Question

A car has a mass of 2000 kg. While it is traveling along a perfectly flat road, it goes around an unbanked turn that has a radius of 40.0 m. The coefficient of static friction between the car tires and the road is 0.500. The car travels successfully around the turn at a constant speed of 10.0 m/s.

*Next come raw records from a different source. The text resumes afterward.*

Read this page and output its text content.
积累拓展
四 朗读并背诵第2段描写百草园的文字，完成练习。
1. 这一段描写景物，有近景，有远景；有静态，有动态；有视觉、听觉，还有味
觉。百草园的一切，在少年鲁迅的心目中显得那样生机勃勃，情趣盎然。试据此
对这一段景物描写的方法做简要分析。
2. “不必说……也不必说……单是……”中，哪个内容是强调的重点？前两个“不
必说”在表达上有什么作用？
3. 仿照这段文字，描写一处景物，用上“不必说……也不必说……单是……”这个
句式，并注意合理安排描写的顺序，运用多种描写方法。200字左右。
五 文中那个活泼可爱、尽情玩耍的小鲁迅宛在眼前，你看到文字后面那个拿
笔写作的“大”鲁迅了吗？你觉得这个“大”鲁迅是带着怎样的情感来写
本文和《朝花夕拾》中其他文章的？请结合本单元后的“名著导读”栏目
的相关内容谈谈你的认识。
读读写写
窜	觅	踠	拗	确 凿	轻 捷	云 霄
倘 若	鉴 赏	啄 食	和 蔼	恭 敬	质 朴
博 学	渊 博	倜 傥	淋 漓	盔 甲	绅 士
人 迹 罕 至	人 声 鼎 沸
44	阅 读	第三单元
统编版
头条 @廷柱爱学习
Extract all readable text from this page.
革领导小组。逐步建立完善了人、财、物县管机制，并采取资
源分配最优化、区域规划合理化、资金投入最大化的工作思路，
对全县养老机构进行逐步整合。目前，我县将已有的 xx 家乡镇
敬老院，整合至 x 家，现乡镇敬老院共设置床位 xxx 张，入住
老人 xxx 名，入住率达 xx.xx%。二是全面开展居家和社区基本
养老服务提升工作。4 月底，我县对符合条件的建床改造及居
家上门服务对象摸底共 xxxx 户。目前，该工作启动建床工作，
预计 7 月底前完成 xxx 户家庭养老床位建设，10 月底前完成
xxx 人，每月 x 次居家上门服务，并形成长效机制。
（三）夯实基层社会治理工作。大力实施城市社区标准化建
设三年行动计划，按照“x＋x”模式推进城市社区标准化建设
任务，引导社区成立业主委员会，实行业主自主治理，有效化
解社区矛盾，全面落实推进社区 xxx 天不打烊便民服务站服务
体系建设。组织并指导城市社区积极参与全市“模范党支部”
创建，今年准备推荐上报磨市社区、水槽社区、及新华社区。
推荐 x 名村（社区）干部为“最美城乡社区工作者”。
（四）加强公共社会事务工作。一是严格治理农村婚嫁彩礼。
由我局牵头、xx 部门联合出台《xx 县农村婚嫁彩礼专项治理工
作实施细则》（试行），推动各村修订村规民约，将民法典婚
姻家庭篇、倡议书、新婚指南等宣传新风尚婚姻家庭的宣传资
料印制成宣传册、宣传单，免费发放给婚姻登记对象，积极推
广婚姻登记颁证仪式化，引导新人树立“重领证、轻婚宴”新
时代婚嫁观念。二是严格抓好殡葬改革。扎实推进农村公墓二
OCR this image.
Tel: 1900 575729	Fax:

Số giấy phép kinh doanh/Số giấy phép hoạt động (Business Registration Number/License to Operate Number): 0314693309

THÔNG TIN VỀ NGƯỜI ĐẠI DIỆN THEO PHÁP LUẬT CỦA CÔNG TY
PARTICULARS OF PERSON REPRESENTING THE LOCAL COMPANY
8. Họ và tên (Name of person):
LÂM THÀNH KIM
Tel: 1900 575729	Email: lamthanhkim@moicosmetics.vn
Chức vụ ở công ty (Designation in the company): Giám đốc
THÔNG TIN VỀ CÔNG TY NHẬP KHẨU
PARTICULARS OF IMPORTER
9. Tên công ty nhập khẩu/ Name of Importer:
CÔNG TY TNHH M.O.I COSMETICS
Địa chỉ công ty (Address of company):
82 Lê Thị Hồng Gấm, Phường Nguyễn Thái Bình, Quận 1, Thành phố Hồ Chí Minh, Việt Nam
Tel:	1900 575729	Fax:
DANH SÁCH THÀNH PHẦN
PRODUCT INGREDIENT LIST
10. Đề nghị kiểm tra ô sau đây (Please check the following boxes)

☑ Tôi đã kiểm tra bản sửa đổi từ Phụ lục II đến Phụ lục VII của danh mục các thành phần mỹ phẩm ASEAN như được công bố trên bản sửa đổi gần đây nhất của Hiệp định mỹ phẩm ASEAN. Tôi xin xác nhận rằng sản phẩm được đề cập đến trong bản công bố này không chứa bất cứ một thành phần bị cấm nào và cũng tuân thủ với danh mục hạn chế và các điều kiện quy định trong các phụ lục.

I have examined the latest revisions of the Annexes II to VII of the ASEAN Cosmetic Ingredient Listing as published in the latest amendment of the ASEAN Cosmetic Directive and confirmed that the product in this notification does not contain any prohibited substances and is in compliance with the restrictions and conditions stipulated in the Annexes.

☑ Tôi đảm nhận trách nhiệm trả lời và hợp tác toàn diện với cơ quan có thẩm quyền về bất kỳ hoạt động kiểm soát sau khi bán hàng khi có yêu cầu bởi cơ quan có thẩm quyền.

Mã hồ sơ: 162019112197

Calculate the magnitude of the car's acceleration as it goes around the turn. _______ m/s^2

Answer 1

Answer:

2.5 m/s²

Explanation:

The given parameters are;

The mass of the car, m = 2,000 kg

The radius of the car, r = 40.0 m

The coefficient of friction between the car tires and the road, μ = 0.500

The constant speed with which the car moves, v = 10.0 m/s

The normal reaction of the road on the car, N = The weight of the car;

∴ N = m × g

Where;

g = The acceleration due to gravity ≈ 9.81 m/s²

N ≈ 2,000 kg × 9.81 m/s² = 19,620 N

The frictional force, $F_f$ = μ × N

The centripetal force, $F_c$ = m·v²/r

The car moves without slipping when $F_f$ = $F_c$

Therefore, $F_f$ = 0.500 × 19,620 N = 2,000 kg × $v_{max}$²/40.0 m

∴ $v_{max}$ = √(0.500 × 19,620 N × 40.0 m/2,000 kg) ≈ 14.007 m/s

Therefore, the velocity with which the car moves, v < $v_{max}$

The cars centripetal acceleration, $a_c$ = v²/r

∴ $a_c$ = (10.0 m/s)²/40.0 m = 2.5 m/s²

The cars centripetal acceleration as it goes round the turn, $a_c$ = 2.5 m/s².